Fishing was more than just a pastime for my Patrick. It was his way of recording time and events. I have several notebooks, his fishing journals, that meticulously document not only his successes and near misses, but those of his friends and family as well.
The writing is cramped and so very hard to read. But it is a gift to me and to Bea and to many others who are spoken of so fondly and lovingly in the many passages that span from 1995 until April 2019.
He had already obtained his fishing licence before he died almost three years ago now, and he had prepared his journal in this way:
- April 14- GET LICENCE AT CAN TIRE ($27.50)
- *SMELTS- ______________/TRIPS 1 *
- S. Salmon-___________/_____________________________
- Trout- _______________ / N. Trout _____________/
- Brownies/ /Stripers/
Pat’s method of organization made sense to him. He used the tally system so the lines and spaces, had he lived, would have been filled with his meticulous recordings to share with the proper officials at the end of the fishing season.
He continues to write on that same day, April 14th, 2019, that the water is cold and there are no fish. There are no smelts either. He had asked his brother Paul to come, but he had a cold. He also says that his sister-in-law Judy had good reports on her health, but that Judy’s sisters, sadly, did not.
And there is Pat, my beautiful, caring, kind Pat, the saint of our lives, recording the lives of others as he lives his own.
He also had a habit of using ALL capital letters in words that he wanted to emphasize. Thus when I read his work, I can hear his voice AND see that left hand racing across the page to get his thoughts down.
Much of Pat’s fishing experiences were spent with his brothers and father. He was always eager to fish with others however, and his journals are showered with people whom he has taken to, maybe not his favorite haunts (a fisherman does have his secrets) but to those areas where a friend or newbie would achieve success.
And sometimes his writing read like a Hemingway novel in its beautiful simplicity and present tense:
The beginning of the 2015 season for me, is non-existent. The late and heavy winter weather has left piles of snow everywhere. Rivers and lakes are still mostly snow and ice covered. This week the weather is due to be seasonal normal (8 degrees) or better. The maple syrup season is delayed by approximately 1 month so I expect any good fishing will be the same (`~ May 1st). We have seen geese and robins but there is a fear that birds will starve as bare ground (worms and grass) will not be around. Yesterday we had Paul and Judy over for a POST-Easter dinner.
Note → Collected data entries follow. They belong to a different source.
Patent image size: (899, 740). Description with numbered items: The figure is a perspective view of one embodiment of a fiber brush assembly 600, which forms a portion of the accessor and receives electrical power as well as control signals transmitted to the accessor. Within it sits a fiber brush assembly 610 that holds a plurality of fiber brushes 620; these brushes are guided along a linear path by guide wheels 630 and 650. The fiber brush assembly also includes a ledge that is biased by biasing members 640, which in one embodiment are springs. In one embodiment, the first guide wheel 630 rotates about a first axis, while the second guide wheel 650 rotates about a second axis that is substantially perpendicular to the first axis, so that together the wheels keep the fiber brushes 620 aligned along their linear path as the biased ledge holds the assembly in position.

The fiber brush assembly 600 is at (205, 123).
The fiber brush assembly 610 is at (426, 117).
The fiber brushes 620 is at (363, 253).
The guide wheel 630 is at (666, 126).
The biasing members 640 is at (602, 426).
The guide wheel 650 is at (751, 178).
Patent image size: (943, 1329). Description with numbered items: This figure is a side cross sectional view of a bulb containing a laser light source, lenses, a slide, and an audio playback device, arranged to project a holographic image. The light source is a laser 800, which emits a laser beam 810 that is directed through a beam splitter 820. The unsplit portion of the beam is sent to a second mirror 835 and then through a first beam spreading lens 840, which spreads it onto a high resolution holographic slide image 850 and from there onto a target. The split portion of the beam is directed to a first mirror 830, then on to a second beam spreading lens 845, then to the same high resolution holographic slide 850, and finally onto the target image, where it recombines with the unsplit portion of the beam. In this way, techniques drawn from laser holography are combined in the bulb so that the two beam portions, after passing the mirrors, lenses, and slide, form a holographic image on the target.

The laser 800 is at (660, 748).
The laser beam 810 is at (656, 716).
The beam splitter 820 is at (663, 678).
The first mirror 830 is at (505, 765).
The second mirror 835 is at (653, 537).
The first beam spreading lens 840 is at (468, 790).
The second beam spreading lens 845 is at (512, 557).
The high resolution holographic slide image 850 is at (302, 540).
And then… this description of his newly camouflaged fishing vest and its contents shows his adoring attention to detail and preparation when it came to fishing:
Dye my CRYSTAL RIVER VEST Green from TAN/WHITE- going to stop using my BAG (too small) and load the vest w TOOLS/TIPPETS/FLY BODIES/CAMERA/BEAR SPRAY/NET/NIPPERS/FLY FLOAT & LICENSE. (SAT/MAY28/17)
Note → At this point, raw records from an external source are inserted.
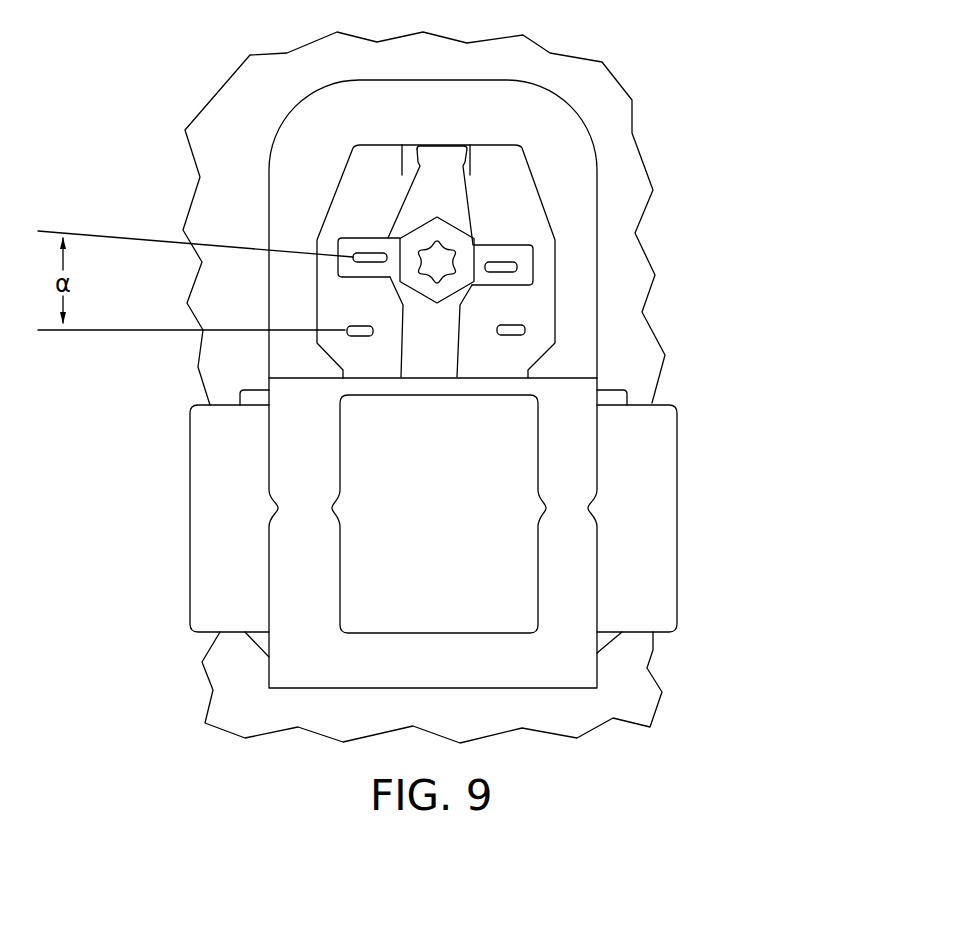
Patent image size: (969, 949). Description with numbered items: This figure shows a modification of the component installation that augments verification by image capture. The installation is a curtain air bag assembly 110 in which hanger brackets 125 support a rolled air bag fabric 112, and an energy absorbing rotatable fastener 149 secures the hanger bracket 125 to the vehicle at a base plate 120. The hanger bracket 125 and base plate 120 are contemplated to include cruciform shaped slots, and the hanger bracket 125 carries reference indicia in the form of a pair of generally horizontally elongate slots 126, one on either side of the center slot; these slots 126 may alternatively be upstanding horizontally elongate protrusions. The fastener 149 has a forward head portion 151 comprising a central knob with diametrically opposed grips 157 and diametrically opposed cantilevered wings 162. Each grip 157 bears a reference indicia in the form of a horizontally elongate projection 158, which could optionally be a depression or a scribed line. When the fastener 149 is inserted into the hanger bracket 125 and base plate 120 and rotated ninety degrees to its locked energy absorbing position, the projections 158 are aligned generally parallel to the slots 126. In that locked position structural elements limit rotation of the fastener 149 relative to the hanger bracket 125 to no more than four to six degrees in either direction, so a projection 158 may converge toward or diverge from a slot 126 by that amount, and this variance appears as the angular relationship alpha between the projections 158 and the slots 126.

The curtain air bag assembly 110 is at (190, 392).
The rolled air bag fabric 112 is at (645, 597).
The base plate 120 is at (246, 97).
The hanger bracket 125 is at (268, 212).
The horizontally elongate slots 126 is at (349, 330).
The energy absorbing rotatable fastener 149 is at (473, 227).
The forward head portion 151 is at (463, 248).
The grips 157 is at (533, 254).
The horizontally elongate projection 158 is at (363, 258).
The cantilevered wings 162 is at (430, 342).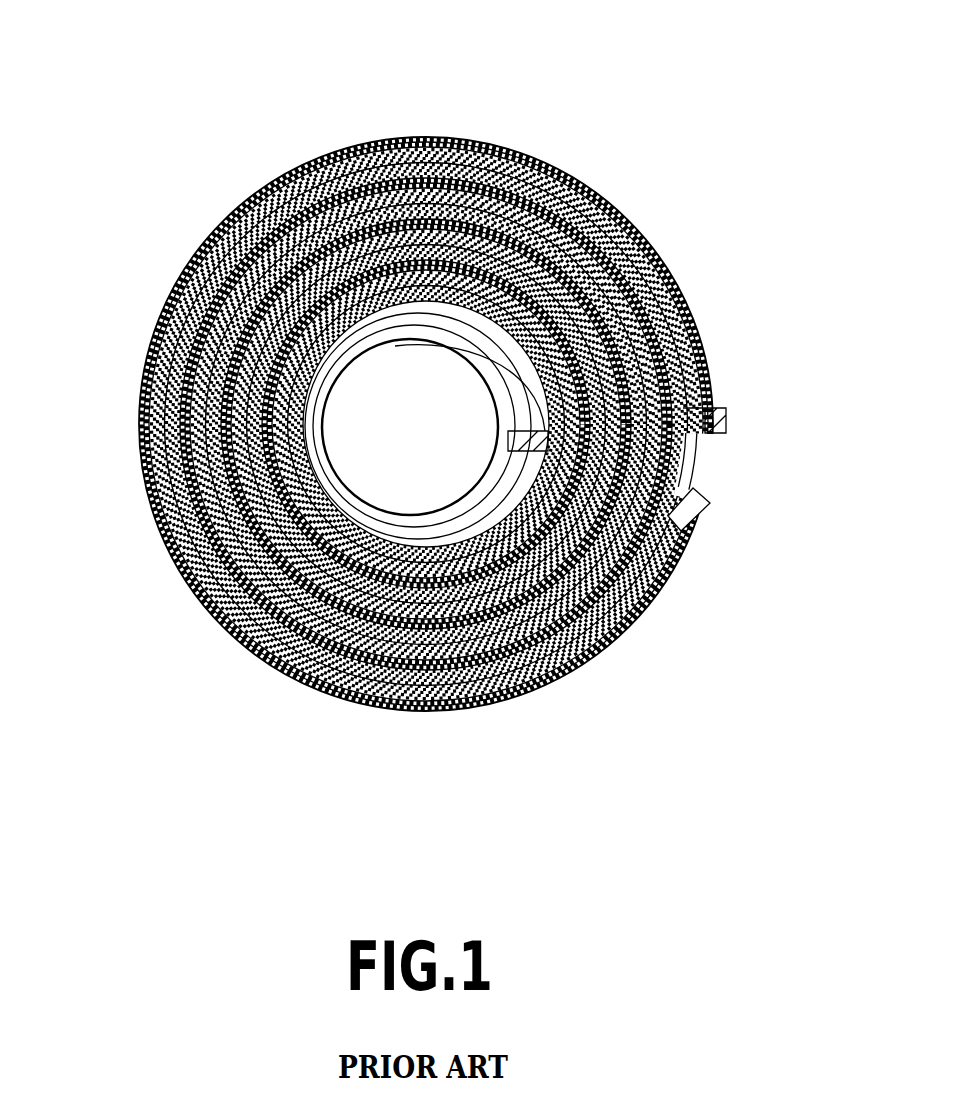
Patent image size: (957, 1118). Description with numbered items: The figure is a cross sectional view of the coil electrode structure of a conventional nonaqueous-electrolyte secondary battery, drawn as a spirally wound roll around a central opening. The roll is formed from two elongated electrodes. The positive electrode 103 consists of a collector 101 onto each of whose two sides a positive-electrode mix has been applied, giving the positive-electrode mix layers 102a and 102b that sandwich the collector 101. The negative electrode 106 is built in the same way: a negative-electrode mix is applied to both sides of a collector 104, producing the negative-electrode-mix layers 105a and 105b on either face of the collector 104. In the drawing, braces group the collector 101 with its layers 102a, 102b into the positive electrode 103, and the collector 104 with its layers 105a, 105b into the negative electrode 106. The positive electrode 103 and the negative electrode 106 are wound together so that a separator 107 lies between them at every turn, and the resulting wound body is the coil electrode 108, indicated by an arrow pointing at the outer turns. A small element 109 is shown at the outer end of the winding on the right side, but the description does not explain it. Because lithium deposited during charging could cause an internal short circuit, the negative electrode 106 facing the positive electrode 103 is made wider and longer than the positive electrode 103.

And of course, his memories, laughter, and humour shown for his brother, who was was always his first choice as a fishing partner were the best. I can remember listening in on countless hours of very animated phone conversations where they relived the great catches and those that got away- this after they had spent the whole morning afternoon or evening together!
Blessed? You bet!
One spring Patrick wanted to take part in a casting contest at the maritime sport show in Halifax. Weeks before the little competition, he practiced! During his lunch he would cast his rod in a large warehouse at his work. One day when he went out to practice, some of the fellas had placed cardboard fish on the floor for him to “Catch”. He thought that was so great, I remember.
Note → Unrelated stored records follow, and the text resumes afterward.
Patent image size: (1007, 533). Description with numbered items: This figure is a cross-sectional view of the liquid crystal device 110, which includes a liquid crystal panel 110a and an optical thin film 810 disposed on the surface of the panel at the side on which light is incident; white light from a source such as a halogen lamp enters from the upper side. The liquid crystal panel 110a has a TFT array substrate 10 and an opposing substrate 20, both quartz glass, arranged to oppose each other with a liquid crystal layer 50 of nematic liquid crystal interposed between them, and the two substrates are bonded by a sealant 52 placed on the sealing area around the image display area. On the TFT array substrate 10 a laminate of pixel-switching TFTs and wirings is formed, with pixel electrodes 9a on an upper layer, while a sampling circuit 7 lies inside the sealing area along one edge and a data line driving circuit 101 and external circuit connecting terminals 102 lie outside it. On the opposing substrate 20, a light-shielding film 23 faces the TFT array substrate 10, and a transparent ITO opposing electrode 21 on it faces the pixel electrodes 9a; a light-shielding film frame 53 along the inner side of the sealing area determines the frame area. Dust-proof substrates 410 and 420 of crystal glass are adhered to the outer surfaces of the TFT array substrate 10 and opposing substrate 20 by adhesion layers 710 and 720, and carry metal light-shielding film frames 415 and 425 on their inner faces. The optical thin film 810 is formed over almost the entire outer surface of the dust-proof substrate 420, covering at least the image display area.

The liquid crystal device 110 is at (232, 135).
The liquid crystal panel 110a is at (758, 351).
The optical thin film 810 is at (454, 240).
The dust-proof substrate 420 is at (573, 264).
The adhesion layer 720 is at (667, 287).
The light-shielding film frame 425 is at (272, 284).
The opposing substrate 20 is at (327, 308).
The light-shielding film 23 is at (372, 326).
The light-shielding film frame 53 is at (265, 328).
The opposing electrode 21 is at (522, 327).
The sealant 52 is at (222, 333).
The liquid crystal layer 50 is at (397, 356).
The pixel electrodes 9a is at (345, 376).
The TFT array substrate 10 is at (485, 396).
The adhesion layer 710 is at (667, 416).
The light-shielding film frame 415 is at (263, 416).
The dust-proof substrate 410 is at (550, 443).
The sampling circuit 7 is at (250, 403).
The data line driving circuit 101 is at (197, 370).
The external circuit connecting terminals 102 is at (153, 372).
And I remember Paul telling me how the crowd backed him during the competition, oohing and awing with his hits and misses. That’s our Pat, always drawing a crowd wherever he went, I remember Paul saying to me.
I seldom went fishing with Pat. It just wasn’t my thing. And besides, it was his time to unwind from the varied stresses of life.
But I do remember the sights and sounds of the prepping: the whine of the fishing line as yards and yards of it came out from the reel to detangle, or the smell of mothballs in the attic space where he tied his own flies, or the fast scribbling in his journal at night, to record the day’s events.
So so very blessed to know this man who would take the time to record such detail of life.
Recently my job has taken me to Bass River, once a week, to work with students and staff, a wonderful experience for which I am so very thankful. Very close to the school is a road that takes you to “Saints Rest”, one of Patrick’s very favorite bass fishing spots. On certain days it is a comfort to me to drive up the road, to its location and be with Pat. It is one of the places I feel the closest to him, especially when the water sparkles like diamonds.
Fishing was such a solace for Pat. And those journals he kept are a record of that solace. They are also a portal into the life of a man whom very few people really knew. I can tell you how kind and gentle he was, and many of you experienced that kindness. He was also so very quick and smart with his one liners and jokes.
He was so very bright and understood me to a “t”, and I miss him so very, very much.
He was also a beautiful writer.
And a sparkling diamond in our lives.
Our Saint Patrick.
Please join me in raising a glass to his memory today.